Blockchain technology can help banks beat money-laundering, Hong Kong regulator says
Some central banks are taking an interest in blockchain as a way to cut the risk of fraud and weed out suspicious transactions
Distributed ledger technology such as blockchain, which stores transaction records across a network, preventing duplication and reducing the risk of fraud, has potential to ensure banks comply with anti-money laundering and know your customer regulations, according to a senior official at Hong Kong’s market regulator.
Benedicte Nolens, the head of risk and strategy for the Hong Kong Securities and Futures Commission, said the technology could be applied to financial institutions in areas where there are clear problems to solve.

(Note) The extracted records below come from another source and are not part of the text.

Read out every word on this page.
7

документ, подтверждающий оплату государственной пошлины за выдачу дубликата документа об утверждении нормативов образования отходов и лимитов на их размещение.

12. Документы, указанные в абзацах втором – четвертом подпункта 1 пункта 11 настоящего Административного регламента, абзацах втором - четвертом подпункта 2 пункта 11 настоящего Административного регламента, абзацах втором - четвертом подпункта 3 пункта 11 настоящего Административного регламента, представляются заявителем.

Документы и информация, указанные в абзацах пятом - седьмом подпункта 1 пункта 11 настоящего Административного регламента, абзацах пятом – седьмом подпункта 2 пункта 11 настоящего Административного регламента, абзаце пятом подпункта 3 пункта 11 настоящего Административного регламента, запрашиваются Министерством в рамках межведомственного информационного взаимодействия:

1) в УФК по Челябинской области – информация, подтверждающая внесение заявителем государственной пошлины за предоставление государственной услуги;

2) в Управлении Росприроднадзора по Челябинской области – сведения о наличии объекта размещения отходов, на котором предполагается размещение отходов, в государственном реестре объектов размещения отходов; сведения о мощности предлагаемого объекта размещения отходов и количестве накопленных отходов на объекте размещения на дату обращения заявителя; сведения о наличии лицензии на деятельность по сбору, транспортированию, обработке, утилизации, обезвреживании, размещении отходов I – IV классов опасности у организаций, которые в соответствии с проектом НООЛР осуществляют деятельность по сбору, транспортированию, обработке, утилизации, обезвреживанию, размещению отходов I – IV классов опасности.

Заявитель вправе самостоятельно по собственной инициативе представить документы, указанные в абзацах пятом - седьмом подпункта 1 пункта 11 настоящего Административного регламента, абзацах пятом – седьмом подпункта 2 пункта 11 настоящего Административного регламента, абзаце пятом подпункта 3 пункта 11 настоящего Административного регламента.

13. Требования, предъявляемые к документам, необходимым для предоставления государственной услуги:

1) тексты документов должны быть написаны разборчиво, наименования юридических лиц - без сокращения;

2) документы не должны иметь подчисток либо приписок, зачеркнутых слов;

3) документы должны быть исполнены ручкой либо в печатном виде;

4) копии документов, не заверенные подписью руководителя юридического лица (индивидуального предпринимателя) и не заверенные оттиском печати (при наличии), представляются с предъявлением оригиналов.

“I do think quite obviously KYC and AML stands out there as a pretty significant inefficiency and problem case. If you start tallying up the fines, that banks have been subjected to globally for this field, you’re into the 10 billions or more of US dollars,” Nolens said at the MIT Technology Review Emtech conference, using abbreviations for anti-money laundering and know your customer regulations.
Using a distributed ledger to comply with KYC regulations could reduce errors through automation, remove duplication and create a record of all checks carried out for each client, she added.
Earlier this year, Hong Kong’s Steering Group on Financial Technology highlighted how blockchain technology, which is behind virtual currency Bitcoin, could be adopted by the local financial services industry to reduce the number of suspicious transactions and lower transaction costs.
Central banks including the People’s Bank of China and the Bank of England have expressed interest in the use of blockchain and digital currencies, while in January, Bank of America said it had filed for 15 blockchain-related patents.
Nolens said that while regulation can be slow to catch up, financial institutions should ensure any use of the technology complies with the rules.